Expansion and Innovation

By the mid-1980s the demand for Clayden’s distinctive garments was keen. In 1988 she began producing four collections a year. Now fully staffed – with Roger Clayden as business manager and Barbara Schinners (now Barbara Hume) assisting Marian with garment design – clothing was produced in a facility nearby in Los Gatos. Clayden remained the creative force in her home dyeing studio, where experiments were done. Once patterns and colours were created for the season, assistants Karen Livingstone and Lucina Ellis dyed to fill the orders.

Ever inventive, Clayden developed her experiments with household objects. In the mid-1980s she introduced her famous ‘toaster prints’, fabrics printed with a design created using a sandwich toaster. She also extended her range of dye-removal techniques, among which was ombré discharge, which produces subtle shading. Clayden’s interest in textures can be seen in her expanding use of dyed passementerie, pattern-woven fabrics intended for upholstery, and pile fabrics of various types.

Unique to her collections were cut velvet panels designed by the artist and woven for her in France. These contributed to her increasing success into the late 1990s, and to the widespread fashion for devoré, a cheaper means of producing a semi-sheer cloth with areas of pile. Now being sold in luxury department stores such as Neiman Marcus and Saks Fifth Avenue, these and other understated, sensuous garments were worn by the likes of Cher, Sophia Loren, Diana Ross, Barbra Streisand, Elizabeth Taylor, Sigourney Weaver, Catherine Zeta-Jones and, in the films The Body Guard and She-Devil,  Whitney Houston and Meryl Streep respectively.

Marian’s iconic ‘toaster print’ on indigo cloth, clamp resist

Global Sensibilities

Having lived in four countries and travelled around the world, Clayden’s trail-blazing textiles embody a global sensibility. She drew inspiration from Kabuki, opera and modern dance,  from many countries’ garments and cloths, but also from her acute observations of nature, even taking inspiration from frond-wrapped palm trees. Passionate about sharing her knowledge, in the late 1970s she created three slide sets. These sold to colleges and workshop-leaders across the United States and Canada, demystifying her processes and influencing more than one generation of hand-dyers. 

Often travelling in Europe to obtain textiles for dyeing, in 1992 she was invited by Aid to Artisans to work alongside Hungarian felt-makers.
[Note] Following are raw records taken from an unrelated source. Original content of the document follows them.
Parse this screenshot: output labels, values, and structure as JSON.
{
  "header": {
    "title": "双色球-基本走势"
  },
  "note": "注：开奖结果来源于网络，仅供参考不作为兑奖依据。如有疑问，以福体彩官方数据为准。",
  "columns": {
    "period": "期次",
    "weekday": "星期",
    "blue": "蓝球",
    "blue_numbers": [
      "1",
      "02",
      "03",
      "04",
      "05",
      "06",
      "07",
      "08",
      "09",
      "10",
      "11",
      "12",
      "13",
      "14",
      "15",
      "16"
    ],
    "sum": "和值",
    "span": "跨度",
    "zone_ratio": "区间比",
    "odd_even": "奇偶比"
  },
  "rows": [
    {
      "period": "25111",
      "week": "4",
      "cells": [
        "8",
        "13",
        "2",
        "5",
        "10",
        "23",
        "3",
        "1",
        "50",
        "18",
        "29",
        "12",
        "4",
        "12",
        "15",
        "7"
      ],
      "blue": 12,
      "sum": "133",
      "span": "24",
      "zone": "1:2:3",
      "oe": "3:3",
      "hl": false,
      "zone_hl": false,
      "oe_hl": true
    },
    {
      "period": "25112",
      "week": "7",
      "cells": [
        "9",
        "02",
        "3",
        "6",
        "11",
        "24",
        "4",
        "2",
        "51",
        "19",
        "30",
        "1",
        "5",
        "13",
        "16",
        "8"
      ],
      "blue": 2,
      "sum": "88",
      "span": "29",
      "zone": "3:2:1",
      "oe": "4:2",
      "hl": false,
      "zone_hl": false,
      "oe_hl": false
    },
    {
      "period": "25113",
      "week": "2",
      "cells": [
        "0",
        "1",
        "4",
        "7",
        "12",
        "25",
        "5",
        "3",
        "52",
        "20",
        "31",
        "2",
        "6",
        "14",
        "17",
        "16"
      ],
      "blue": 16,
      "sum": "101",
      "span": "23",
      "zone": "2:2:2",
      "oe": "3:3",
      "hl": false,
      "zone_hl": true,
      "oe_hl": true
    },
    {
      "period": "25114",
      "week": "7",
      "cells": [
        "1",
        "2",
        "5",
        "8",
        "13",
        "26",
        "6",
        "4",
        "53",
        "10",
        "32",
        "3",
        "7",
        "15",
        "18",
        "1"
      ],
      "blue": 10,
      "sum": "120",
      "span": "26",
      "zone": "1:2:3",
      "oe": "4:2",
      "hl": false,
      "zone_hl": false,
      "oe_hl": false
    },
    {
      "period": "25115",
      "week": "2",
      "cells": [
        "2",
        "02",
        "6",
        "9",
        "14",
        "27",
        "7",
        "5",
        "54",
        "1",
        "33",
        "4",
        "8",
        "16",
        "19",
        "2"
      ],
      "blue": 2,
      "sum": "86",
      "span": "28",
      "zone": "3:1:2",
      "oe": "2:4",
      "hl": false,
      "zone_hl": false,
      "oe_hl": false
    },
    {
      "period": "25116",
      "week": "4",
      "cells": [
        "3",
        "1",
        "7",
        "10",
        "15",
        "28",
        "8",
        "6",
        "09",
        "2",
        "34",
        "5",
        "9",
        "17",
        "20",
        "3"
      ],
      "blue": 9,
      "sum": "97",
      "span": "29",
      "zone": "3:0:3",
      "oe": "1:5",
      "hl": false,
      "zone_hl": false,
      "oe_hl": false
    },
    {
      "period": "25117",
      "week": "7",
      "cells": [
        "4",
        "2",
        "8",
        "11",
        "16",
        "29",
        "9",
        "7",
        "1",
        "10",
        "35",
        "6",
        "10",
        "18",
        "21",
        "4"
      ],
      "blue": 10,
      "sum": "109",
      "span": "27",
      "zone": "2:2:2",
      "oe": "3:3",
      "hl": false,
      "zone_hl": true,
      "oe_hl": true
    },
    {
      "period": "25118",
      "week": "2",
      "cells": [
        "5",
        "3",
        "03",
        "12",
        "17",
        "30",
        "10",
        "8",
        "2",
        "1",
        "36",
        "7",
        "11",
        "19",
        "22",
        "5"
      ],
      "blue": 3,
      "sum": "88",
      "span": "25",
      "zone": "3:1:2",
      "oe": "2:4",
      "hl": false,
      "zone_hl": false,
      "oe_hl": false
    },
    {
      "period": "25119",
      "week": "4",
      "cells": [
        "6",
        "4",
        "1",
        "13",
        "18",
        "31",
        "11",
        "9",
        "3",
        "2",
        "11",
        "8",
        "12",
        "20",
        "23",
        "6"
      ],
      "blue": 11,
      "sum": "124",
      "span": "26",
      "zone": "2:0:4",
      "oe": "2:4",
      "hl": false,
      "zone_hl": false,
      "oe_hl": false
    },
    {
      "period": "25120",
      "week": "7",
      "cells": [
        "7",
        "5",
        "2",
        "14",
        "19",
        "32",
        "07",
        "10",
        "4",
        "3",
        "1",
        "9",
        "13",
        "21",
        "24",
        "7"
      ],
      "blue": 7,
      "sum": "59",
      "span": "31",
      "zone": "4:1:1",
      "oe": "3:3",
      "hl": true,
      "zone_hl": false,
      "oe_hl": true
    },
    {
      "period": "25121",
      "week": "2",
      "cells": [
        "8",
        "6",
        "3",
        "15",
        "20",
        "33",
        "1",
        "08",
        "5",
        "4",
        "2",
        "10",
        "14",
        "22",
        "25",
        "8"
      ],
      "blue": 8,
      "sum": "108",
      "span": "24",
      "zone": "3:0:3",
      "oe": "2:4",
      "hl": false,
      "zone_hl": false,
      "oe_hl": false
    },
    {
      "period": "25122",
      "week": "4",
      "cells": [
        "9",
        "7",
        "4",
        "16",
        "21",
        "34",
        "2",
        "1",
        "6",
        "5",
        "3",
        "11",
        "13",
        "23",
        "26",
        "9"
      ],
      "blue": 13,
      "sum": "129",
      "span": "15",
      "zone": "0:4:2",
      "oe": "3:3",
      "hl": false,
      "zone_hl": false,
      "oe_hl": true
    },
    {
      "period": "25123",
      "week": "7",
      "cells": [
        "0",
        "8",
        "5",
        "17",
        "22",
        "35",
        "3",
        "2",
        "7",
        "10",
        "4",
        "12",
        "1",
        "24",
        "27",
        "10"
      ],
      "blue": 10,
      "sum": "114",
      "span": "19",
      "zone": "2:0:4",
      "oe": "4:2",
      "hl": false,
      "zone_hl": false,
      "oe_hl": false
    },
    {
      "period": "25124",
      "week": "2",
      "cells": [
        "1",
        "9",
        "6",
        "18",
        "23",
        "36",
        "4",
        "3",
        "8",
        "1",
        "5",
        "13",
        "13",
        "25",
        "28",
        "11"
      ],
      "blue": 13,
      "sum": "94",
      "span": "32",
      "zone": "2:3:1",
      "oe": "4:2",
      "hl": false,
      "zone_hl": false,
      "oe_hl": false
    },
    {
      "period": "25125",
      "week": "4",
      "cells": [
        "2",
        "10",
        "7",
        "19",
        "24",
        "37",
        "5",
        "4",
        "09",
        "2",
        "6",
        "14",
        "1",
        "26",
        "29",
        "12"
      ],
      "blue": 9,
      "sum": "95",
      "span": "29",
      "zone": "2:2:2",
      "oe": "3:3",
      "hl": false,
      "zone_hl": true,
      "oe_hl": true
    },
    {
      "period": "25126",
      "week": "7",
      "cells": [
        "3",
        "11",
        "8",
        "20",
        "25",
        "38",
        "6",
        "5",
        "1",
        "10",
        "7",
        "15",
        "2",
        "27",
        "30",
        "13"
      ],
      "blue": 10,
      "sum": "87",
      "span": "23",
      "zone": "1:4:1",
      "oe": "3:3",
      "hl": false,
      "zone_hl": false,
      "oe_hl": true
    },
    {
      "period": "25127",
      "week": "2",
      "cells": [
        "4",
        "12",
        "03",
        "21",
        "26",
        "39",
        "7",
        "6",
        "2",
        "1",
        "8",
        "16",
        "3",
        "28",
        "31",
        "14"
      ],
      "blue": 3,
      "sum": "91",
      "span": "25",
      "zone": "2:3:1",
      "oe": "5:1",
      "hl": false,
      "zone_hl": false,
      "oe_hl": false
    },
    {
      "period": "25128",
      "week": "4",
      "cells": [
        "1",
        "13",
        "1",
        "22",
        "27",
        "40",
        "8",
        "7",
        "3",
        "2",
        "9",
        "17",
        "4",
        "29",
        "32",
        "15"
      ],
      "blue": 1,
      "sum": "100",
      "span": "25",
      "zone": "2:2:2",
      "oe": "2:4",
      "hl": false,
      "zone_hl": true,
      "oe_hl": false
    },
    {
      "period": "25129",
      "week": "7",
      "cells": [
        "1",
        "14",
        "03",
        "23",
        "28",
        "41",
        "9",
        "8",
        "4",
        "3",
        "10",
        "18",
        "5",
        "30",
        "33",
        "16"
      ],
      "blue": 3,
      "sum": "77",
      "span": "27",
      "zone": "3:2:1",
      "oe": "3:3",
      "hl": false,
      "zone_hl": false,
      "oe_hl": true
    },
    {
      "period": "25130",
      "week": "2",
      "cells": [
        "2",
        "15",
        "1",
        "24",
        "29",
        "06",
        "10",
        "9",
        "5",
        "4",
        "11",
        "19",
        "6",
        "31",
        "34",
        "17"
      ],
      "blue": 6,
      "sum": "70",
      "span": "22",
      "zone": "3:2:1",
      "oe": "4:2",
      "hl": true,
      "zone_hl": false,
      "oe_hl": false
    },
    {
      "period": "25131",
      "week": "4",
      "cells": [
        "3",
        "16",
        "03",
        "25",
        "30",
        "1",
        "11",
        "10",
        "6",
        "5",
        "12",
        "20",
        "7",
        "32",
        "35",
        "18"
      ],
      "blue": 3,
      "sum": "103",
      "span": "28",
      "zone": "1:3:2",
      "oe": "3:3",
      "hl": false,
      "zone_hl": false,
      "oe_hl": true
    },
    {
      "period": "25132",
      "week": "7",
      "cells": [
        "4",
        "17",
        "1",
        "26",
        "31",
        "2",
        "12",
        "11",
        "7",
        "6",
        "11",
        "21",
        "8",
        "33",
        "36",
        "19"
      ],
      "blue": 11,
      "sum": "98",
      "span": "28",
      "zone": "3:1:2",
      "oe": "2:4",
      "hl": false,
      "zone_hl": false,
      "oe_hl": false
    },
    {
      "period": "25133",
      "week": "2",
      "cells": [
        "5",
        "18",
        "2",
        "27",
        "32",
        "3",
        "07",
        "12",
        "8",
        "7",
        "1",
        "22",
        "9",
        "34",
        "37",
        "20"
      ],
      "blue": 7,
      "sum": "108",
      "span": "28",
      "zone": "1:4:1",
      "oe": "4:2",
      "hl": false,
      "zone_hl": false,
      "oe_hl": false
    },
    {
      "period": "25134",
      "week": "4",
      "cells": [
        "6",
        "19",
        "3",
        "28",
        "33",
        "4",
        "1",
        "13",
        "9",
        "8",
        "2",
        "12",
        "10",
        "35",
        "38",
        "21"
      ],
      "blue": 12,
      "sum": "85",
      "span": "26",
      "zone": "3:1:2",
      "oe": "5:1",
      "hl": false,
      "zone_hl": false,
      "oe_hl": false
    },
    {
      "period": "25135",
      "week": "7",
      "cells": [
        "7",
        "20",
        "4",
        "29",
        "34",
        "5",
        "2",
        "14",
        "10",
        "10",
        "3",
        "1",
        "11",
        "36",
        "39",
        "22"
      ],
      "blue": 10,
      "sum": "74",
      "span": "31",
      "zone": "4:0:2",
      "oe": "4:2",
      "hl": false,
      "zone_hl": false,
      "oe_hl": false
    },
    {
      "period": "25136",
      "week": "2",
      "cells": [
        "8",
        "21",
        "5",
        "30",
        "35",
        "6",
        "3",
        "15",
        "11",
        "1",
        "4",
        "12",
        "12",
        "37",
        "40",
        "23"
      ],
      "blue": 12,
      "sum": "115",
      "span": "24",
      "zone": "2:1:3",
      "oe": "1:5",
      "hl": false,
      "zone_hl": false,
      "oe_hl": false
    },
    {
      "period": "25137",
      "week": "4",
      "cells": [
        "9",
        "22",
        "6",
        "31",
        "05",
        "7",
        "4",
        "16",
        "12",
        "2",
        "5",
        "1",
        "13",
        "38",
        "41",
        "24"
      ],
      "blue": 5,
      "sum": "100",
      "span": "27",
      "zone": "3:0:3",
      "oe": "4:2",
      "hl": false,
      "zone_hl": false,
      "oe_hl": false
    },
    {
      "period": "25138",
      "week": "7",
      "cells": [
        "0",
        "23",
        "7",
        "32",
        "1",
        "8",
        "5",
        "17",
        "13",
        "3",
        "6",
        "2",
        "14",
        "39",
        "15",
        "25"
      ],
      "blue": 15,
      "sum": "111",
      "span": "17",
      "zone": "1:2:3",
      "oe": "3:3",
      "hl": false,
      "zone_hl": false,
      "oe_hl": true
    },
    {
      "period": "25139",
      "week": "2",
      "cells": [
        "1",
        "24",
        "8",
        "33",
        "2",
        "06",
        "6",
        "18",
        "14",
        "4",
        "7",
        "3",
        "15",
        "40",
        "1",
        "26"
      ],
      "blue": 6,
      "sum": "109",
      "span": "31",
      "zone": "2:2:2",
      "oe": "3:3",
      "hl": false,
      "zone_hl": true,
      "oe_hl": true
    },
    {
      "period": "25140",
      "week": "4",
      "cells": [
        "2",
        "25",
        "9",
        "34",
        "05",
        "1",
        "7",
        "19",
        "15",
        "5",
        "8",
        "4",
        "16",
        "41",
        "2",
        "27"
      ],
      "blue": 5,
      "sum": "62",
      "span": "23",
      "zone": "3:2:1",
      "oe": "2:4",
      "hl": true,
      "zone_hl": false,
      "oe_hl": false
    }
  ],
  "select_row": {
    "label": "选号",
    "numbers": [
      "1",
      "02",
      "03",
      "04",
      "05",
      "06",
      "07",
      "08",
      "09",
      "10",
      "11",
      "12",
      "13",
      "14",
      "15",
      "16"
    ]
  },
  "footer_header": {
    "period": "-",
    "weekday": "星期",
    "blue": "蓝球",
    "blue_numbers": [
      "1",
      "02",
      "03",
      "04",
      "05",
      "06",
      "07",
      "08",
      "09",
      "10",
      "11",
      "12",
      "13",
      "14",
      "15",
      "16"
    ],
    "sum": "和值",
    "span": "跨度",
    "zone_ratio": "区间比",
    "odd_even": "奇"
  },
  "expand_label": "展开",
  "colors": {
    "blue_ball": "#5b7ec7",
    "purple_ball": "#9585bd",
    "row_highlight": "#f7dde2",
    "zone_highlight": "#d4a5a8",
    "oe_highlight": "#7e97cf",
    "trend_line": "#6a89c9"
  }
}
Among the results were a series of waistcoats using Hungarian felt. Inventive accessories followed, all transcending traditional folk-costume associations. At once bold and subtle, glamorous and experimental, in 1995 her garments garnered the Golden Shears Award of San Francisco’s Focus magazine. By 1998, and again in 1999, Clayden Inc presented amid the prestigious ‘7th on 6th’ catwalk shows held in New York City during Fashion Week.

In 2005, aged 67, Marian Clayden produced her last full collection. In 2007 the Surface Design Association celebrated her career with a retrospective exhibition in Kansas City; a larger retrospective opened in 2008 at the San Jose Museum of Quilts and Textiles. In 2012 she was awarded the honorary degree, Doctor of Art, from Nottingham Trent University. Generous, with innate elegance and technical authority, Clayden by then was widely admired for her magical visual effects and extraordinary artist’s eye. She died in September 2015.